|A 2009 photograph of Mohamed Ibrahim Rageh, the latest journalist to be killed in Mogadishu (NUSOJ)
Radio and television journalist Mohamed Ibrahim Rageh is the fourth media professional to be killed this year in Somali.
Doha Centre for Media Freedom has condemned the murder of a Somali journalist in Mogadishu, expressing concern at the continuing violence targeted towards members of the media and the high numbers of journalists being killed there.
Mohamed Ibrahim Rageh, who worked for Somali National Television (SNTV) and Radio Mogadishu was shot by attackers outside his home on Sunday evening.
His death brings the number of Somali journalists killed in 2013 to four, representing a worrying continuation of last year’s death toll, which at 18, was the heaviest in the country’s history.
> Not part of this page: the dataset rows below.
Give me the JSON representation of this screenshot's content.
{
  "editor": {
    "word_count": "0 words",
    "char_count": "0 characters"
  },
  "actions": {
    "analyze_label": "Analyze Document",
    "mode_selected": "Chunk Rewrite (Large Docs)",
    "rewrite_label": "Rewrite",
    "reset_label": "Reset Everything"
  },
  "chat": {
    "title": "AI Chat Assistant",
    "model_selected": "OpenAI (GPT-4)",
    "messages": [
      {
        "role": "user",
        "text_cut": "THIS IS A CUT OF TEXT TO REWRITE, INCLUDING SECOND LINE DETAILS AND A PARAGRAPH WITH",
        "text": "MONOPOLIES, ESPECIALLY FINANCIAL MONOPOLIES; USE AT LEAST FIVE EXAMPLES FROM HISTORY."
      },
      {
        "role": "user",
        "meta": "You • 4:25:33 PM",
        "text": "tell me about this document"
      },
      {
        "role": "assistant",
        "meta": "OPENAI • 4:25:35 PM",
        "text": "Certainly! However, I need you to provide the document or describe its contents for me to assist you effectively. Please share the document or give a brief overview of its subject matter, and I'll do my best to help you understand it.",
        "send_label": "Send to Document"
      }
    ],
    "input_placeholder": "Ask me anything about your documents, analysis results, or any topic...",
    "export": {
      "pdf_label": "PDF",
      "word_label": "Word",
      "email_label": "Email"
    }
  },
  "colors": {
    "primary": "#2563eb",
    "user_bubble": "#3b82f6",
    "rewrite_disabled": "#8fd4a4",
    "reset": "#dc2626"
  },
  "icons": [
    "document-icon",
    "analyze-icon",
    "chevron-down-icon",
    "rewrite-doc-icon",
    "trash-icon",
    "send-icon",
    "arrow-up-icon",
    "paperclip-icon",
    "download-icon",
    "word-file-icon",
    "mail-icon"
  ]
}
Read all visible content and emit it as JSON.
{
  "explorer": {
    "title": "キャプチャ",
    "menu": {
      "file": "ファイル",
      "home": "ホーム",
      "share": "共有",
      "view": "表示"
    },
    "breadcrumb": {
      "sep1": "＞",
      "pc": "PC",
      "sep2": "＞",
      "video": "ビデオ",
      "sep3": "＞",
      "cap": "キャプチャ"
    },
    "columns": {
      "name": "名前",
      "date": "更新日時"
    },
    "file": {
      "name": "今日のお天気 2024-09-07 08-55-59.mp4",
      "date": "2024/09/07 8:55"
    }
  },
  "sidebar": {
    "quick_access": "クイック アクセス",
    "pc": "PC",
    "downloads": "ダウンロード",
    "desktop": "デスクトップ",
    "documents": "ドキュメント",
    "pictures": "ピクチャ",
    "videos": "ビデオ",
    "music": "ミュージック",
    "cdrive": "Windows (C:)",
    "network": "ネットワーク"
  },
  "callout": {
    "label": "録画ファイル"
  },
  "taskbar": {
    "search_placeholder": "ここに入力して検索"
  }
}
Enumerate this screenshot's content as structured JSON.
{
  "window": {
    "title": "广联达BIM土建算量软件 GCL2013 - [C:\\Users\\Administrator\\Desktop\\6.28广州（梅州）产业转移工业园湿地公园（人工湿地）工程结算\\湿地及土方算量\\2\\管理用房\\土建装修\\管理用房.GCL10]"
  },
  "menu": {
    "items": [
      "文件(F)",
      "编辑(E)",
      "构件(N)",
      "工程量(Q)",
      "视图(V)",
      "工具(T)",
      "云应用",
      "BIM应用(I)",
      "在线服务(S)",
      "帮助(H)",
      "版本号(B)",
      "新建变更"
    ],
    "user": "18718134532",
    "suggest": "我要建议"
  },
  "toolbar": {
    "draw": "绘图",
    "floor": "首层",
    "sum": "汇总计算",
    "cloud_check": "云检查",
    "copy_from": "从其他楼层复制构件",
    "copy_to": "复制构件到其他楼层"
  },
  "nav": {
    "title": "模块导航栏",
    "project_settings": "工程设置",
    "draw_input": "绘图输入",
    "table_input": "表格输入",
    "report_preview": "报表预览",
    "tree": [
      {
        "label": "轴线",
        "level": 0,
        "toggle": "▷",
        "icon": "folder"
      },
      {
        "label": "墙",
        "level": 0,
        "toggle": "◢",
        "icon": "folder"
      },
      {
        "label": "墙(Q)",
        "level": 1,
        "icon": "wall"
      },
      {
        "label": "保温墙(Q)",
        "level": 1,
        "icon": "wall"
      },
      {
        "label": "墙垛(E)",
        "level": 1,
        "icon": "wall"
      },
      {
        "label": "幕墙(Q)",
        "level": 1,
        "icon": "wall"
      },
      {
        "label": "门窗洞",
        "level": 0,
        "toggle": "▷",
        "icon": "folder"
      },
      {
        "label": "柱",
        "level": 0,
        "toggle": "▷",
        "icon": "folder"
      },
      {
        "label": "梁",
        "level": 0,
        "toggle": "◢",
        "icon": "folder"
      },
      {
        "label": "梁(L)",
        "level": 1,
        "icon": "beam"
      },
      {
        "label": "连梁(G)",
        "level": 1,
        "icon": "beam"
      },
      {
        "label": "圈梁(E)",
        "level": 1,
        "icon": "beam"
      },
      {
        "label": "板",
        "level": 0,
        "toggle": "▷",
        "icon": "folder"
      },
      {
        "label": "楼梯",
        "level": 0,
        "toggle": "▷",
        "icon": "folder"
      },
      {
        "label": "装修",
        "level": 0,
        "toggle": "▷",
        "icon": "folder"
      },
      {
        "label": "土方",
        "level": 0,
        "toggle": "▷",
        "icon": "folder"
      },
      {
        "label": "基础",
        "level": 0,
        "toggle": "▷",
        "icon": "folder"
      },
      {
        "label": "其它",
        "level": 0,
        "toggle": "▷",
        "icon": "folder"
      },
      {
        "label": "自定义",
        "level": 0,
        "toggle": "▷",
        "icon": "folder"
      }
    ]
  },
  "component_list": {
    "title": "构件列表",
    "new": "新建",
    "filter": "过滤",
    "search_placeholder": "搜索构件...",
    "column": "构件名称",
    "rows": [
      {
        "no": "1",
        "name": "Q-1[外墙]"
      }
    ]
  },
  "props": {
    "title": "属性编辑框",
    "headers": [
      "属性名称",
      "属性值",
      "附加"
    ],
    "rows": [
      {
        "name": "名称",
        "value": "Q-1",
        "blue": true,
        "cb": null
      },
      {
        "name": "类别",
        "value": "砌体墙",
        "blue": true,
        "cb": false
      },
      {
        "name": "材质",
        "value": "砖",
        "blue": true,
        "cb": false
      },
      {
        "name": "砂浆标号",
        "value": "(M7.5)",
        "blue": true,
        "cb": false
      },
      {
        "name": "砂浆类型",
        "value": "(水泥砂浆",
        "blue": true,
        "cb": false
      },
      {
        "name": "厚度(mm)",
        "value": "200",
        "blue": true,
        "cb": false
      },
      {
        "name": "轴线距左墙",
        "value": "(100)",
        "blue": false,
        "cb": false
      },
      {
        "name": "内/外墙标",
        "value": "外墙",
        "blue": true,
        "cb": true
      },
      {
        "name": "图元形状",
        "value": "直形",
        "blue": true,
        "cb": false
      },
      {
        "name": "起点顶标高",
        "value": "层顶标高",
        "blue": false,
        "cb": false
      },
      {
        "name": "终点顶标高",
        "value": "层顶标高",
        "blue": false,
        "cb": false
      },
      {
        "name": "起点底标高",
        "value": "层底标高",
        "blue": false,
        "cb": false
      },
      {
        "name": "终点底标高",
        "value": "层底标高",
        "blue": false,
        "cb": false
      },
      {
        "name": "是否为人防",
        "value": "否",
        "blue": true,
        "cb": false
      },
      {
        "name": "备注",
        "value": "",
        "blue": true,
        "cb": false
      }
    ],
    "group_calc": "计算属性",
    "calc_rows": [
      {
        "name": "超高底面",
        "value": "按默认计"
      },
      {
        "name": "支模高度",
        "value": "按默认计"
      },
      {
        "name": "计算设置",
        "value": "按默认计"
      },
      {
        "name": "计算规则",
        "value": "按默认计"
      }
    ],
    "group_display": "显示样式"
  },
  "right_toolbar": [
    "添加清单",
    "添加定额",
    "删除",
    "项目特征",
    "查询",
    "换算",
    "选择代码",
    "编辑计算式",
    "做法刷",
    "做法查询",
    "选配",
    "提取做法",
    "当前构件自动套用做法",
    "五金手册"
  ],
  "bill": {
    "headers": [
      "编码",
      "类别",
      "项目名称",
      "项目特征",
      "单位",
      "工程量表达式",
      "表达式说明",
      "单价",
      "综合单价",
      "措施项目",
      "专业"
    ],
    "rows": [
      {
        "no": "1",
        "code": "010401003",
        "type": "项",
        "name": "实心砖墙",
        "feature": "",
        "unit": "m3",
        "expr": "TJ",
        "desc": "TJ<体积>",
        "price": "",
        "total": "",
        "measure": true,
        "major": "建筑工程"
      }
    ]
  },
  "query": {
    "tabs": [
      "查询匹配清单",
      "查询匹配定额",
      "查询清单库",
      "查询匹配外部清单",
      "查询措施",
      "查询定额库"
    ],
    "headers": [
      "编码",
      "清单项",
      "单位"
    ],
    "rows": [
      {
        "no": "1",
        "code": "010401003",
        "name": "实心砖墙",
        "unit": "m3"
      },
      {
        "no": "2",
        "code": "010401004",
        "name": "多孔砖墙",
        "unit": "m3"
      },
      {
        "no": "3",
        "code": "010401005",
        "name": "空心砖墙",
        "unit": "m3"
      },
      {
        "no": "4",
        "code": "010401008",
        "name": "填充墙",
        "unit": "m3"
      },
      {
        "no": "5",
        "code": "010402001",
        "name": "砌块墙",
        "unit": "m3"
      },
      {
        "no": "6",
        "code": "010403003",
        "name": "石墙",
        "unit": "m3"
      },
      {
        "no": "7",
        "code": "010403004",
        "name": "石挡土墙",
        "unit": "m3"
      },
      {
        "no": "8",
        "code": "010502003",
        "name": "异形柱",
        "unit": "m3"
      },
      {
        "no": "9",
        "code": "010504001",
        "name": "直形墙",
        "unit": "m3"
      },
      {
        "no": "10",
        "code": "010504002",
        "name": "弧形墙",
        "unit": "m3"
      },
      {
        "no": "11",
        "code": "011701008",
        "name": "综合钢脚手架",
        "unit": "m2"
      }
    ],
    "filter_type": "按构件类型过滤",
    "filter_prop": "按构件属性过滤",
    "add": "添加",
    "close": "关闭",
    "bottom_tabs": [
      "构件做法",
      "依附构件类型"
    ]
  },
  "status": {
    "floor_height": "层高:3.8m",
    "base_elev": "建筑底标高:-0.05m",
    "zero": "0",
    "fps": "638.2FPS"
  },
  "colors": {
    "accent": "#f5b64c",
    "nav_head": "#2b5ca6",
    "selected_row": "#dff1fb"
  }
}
Director of Radio Mogadishu, Abdirahim Isse Addow said: “Mohamed completed his work and was taken to his home around 5pm and after a while we were informed of the bad news of his death.”
“He was a very good journalist and we mourn for his loss,” he added.
Rageh had fled Mogadishu in 2009 and was living in exile in Kampala, Uganda until he recently decided to return home.
The National Union of Somali Journalists (NUSOJ) condemned the murder and sent condolences to Rageh’s families, friends and colleagues.
Secretary general of NUSOJ, Mohamed Ibrahim said: “We condemn the murder in the strongest terms possible and call for an urgent investigation in the murder case.”
“We mourn for his loss and send my sincere condolences to the families, friends and colleague of late Mohamed,” he added.
Fourth Somali journalist to be killed this year
Rageh is the fourth journalist to be killed in Somalia this year, following the assassination of Abdihared Osman Adan in January, the death of Mohamed Ali Nuxurkey in a suicide bomb blast outside the national theatre in Mogadishu in March, and the murder of female journalist, Rahma Abdelkadir in the same month.
Earlier this year, the Somali government made a commitment to combat impunity, offering a reward of around $50,000 for anyone providing information which could lead to the arrest of journalist killer’s.
This was followed by the arrest and conviction of Adan Sheikh Abdi Sheikh Hussein, a member of Al Shabaab who confessed to the murder of Hassan Yusuf Absuge and was himself handed the death penalty.
Despite their efforts, there seems to be little let up in the violence against journalists, and a suicide bomb attack earlier this month which resulted in the death of a former media worker as well as two human rights activists and lawyers who worked on the recent prominent media freedom case involving journalist Abdiaziz Abdinur Ibrahim, provided a clear indication of the challenges facing Somali authorities in establishing effective institutions and guaranteeing human rights.
DCMF calls for defence of right to information
Doha Centre for Media Freedom has called on the Somali government to continue to step up its efforts to protect journalists and bring those responsible for their deaths to justice.
As long as the culture of impunity persists in Somalia, journalists will continue to be targeted and citizens will be denied their basic human right of access to information.
Journalists in Somalia continue to display incredible courage and bravery in carrying out their work in one of the most challenging countries for media workers around the world.
After a tragic 2012 in which 18 journalists lost their lives, DCMF was hoping to witness an improved situation for media professionals in 2013. However, the worrying trend of journalists being targeted in violent attacks, the bloodshed and continuous loss of life continue to pose a significant threat to press freedom and Somali society at large.
DCMF is urging the authorities to take all the necessary steps to ensure that their safety is protected, that any incidents involving journalists are fully investigated and that those responsible are brought to justice.